One of the key challenges of marketing is to meet your customers where they are. In an increasingly mobile world, ads fly past in a few seconds as they commute, shuttle between meetings, shop and relax. Social marketing catches customers in one of the places they stop longest: amongst their peers, friends and online communities.

It dispenses with the old-fashioned, aggressive advertising which breaks up their films, plasters their buses and taxis and alternately coaxes and threatens them from every corner. Social networking enables marketing strategies which offer groups of like-minded people products and opportunities which are tailored to their own preferences and needs.

Some companies will continue to spend a fortune trying to talk to huge disparate groups of strangers who may or may not want or even like their products in the hope of making a sale. The smart money however is moving more and more towards building mechanisms which allow small groups of customers with shared interests to review and buy products and services which are selected and provided for them at their request.

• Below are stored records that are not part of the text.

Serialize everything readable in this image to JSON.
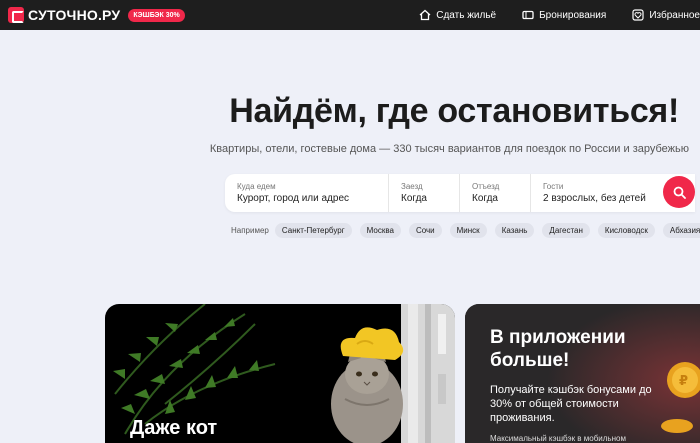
{
  "header": {
    "logo_text": "СУТОЧНО.РУ",
    "cashback_badge": "КЭШБЭК 30%",
    "nav": [
      {
        "label": "Сдать жильё",
        "icon": "house-icon"
      },
      {
        "label": "Бронирования",
        "icon": "ticket-icon"
      },
      {
        "label": "Избранное",
        "icon": "heart-icon"
      }
    ]
  },
  "hero": {
    "title": "Найдём, где остановиться!",
    "subtitle": "Квартиры, отели, гостевые дома — 330 тысяч вариантов для поездок по России и зарубежью"
  },
  "search": {
    "where_label": "Куда едем",
    "where_value": "Курорт, город или адрес",
    "checkin_label": "Заезд",
    "checkin_value": "Когда",
    "checkout_label": "Отъезд",
    "checkout_value": "Когда",
    "guests_label": "Гости",
    "guests_value": "2 взрослых, без детей"
  },
  "examples": {
    "label": "Например",
    "chips": [
      "Санкт-Петербург",
      "Москва",
      "Сочи",
      "Минск",
      "Казань",
      "Дагестан",
      "Кисловодск",
      "Абхазия"
    ]
  },
  "cards": {
    "cat_title": "Даже кот",
    "app_title": "В приложении больше!",
    "app_text": "Получайте кэшбэк бонусами до 30% от общей стоимости проживания.",
    "app_note": "Максимальный кэшбэк в мобильном"
  },
  "colors": {
    "brand": "#f0284a",
    "header_bg": "#1e1e1e",
    "page_bg": "#eef0f8"
  }
}
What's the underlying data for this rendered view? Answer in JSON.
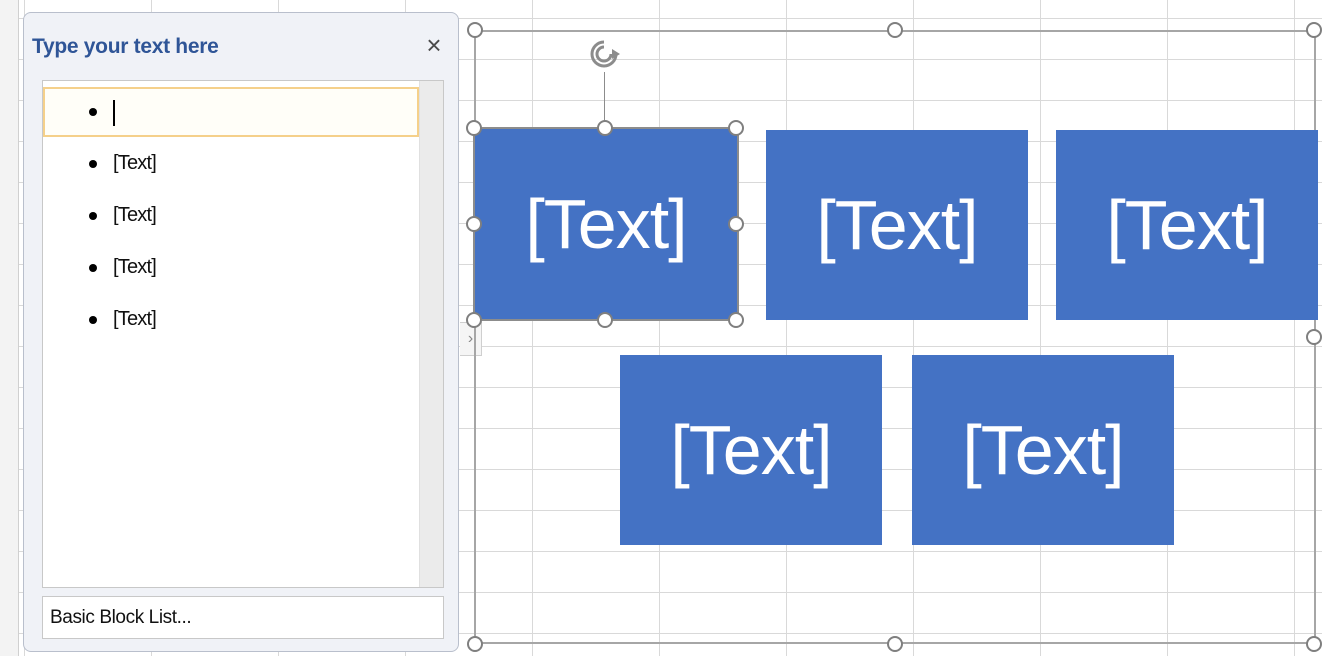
{
  "text_pane": {
    "title": "Type your text here",
    "close_label": "×",
    "items": [
      {
        "text": ""
      },
      {
        "text": "[Text]"
      },
      {
        "text": "[Text]"
      },
      {
        "text": "[Text]"
      },
      {
        "text": "[Text]"
      }
    ],
    "footer_label": "Basic Block List...",
    "expand_label": "›"
  },
  "smartart": {
    "layout": "Basic Block List",
    "blocks": [
      {
        "text": "[Text]",
        "selected": true
      },
      {
        "text": "[Text]",
        "selected": false
      },
      {
        "text": "[Text]",
        "selected": false
      },
      {
        "text": "[Text]",
        "selected": false
      },
      {
        "text": "[Text]",
        "selected": false
      }
    ]
  },
  "colors": {
    "block_fill": "#4472c4",
    "pane_title": "#2f5597",
    "active_row_border": "#f5d08a"
  },
  "icons": {
    "close": "close-icon",
    "rotate": "rotate-icon",
    "bullet": "bullet-icon",
    "expand": "chevron-right-icon"
  }
}
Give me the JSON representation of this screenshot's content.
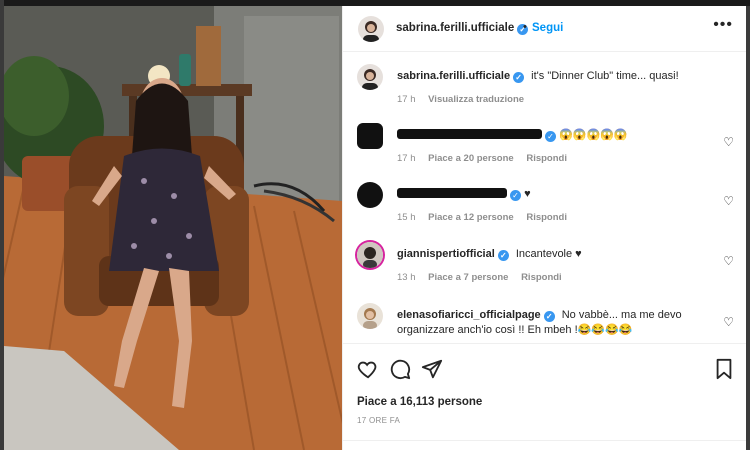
{
  "post": {
    "author": "sabrina.ferilli.ufficiale",
    "follow_label": "Segui",
    "dot": "•",
    "more_label": "•••",
    "caption": "it's \"Dinner Club\" time... quasi!",
    "caption_time": "17 h",
    "translate_label": "Visualizza traduzione"
  },
  "comments": [
    {
      "user": "",
      "text": "😱😱😱😱😱",
      "time": "17 h",
      "likes": "Piace a 20 persone",
      "reply": "Rispondi"
    },
    {
      "user": "",
      "text": "♥",
      "time": "15 h",
      "likes": "Piace a 12 persone",
      "reply": "Rispondi"
    },
    {
      "user": "giannispertiofficial",
      "text": "Incantevole ♥",
      "time": "13 h",
      "likes": "Piace a 7 persone",
      "reply": "Rispondi"
    },
    {
      "user": "elenasofiaricci_officialpage",
      "text": "No vabbè... ma me devo organizzare anch'io così !! Eh mbeh !😂😂😂😂",
      "time": "",
      "likes": "",
      "reply": ""
    }
  ],
  "footer": {
    "likes": "Piace a 16,113 persone",
    "timestamp": "17 ORE FA"
  },
  "icons": {
    "like": "heart-icon",
    "comment": "comment-icon",
    "share": "share-icon",
    "save": "bookmark-icon",
    "more": "more-options-icon",
    "verified": "verified-badge-icon"
  },
  "colors": {
    "accent": "#0095f6",
    "verified": "#3897f0",
    "text": "#262626",
    "secondary": "#8e8e8e"
  }
}
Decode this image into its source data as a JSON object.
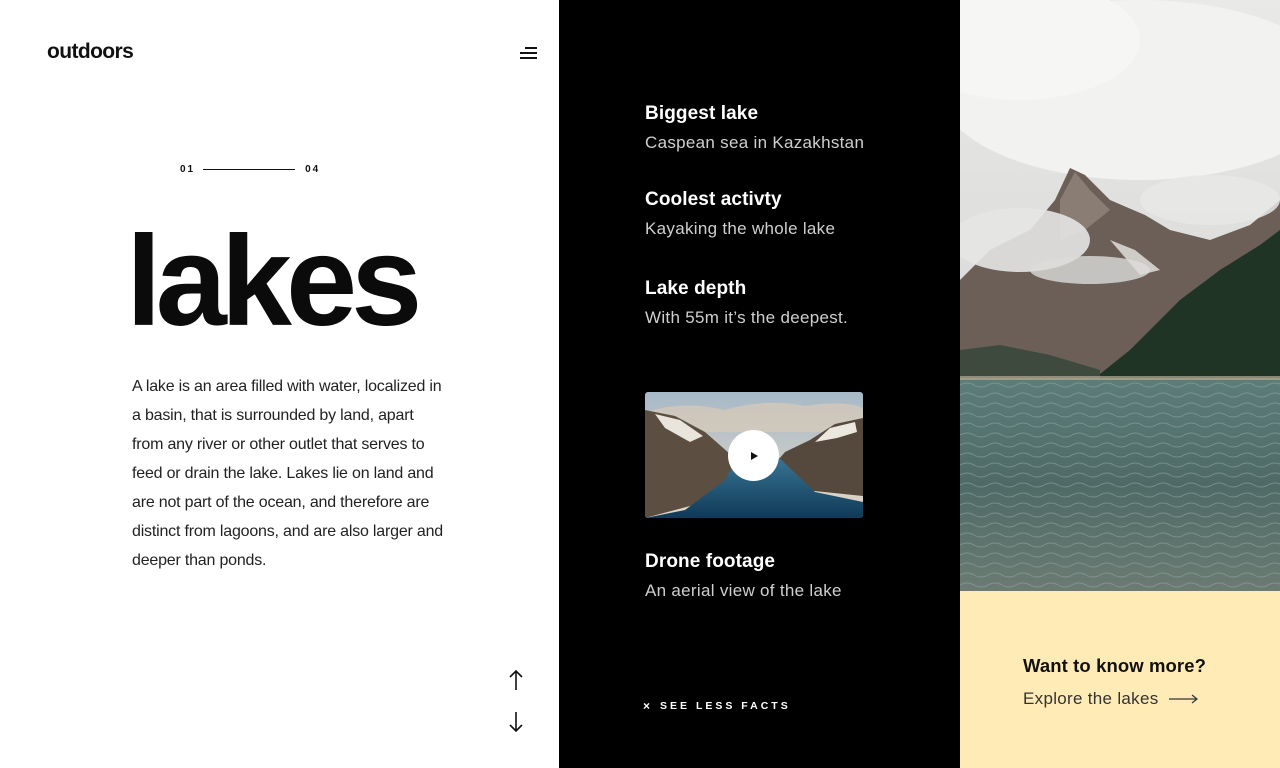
{
  "brand": {
    "logo": "outdoors"
  },
  "menu": {
    "icon": "hamburger-menu-icon"
  },
  "pager": {
    "current": "01",
    "total": "04"
  },
  "hero": {
    "title": "lakes",
    "description": "A lake is an area filled with water, localized in a basin, that is surrounded by land, apart from any river or other outlet that serves to feed or drain the lake. Lakes lie on land and are not part of the ocean, and therefore are distinct from lagoons, and are also larger and deeper than ponds."
  },
  "nav_arrows": {
    "up_icon": "arrow-up-icon",
    "down_icon": "arrow-down-icon"
  },
  "facts": [
    {
      "title": "Biggest lake",
      "subtitle": "Caspean sea in Kazakhstan"
    },
    {
      "title": "Coolest activty",
      "subtitle": "Kayaking the whole lake"
    },
    {
      "title": "Lake depth",
      "subtitle": "With 55m it’s the deepest."
    },
    {
      "title": "Drone footage",
      "subtitle": "An aerial view of the lake"
    }
  ],
  "video": {
    "play_icon": "play-icon"
  },
  "see_less": {
    "icon": "×",
    "label": "SEE LESS FACTS"
  },
  "cta": {
    "question": "Want to know more?",
    "link": "Explore the lakes"
  },
  "colors": {
    "accent_panel": "#feebb6",
    "dark_panel": "#000000",
    "text": "#111111"
  }
}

So who do you think will be doing better in five years’ time?

EDINBURGH PARK COMMUNITY

EdinburghPark.co.uk/community

How do you connect people from over 20 different companies who see each other almost every day but don’t even know each others’ names?

Edinburgh Park is one of the country’s largest business parks with around 7000 staff working for major employers such as Diageo, HBOS, Fujiitsu and Oracle. But until Digital Face turned their talents to the issue, those staff were isolated in their own companies.

We created a site which allowed them to create a thriving community which shares news, traffic updates, car sharing arrangements and even running clubs and social groups. That’s great for the staff but it’s great for the shops, businesses and services on and around the park too, giving them the chance to offer discounts and special offers to a focused, local group of consumers instead of wasting money on general advertising to anyone who’ll listen.

Edinburgh Park now has a true community with its own common interests and which connects and benefits those in it and those businesses which serve it.

See this project in the portfolio >>

WILDERNESS JOURNEYS

WildernessJourneys.co.uk


Ever thought about going a bit Indiana Jones -canoeing down remote rivers in unexplored jungles? Well, Wilderness Journeys are the company to speak to. As well as being a leading organiser of serious adventure holidays, they’re one of the UK’s leading experts in sustainable tourism with numerous awards to their name.

The holidays and locations are superb and Wilderness Journeys needed a web site to match. We developed a complete sales strategy for the site: nobody books a premium 3 week holiday on the strength of one page of text or one photo. So we created a site packed with features which slowly build, step by step, the desire to book a holiday. A superb search function forms the core of the site and leads the customer into a rich system of photo galleries, trip reports and availability listings which gradually build interest until a booking is made.

Of course this strategy requires a lot of content, so we developed a community framework which the guides and staff can use to update the site on the fly while trips are actually going on. This keeps the site incredibly fresh with daily blog and gallery updates which draw customers into a community of people sharing the adventure.

The site is garnished with photography from Colin Prior and a slick visual design from our creative team but it’s the community that makes the site work so well.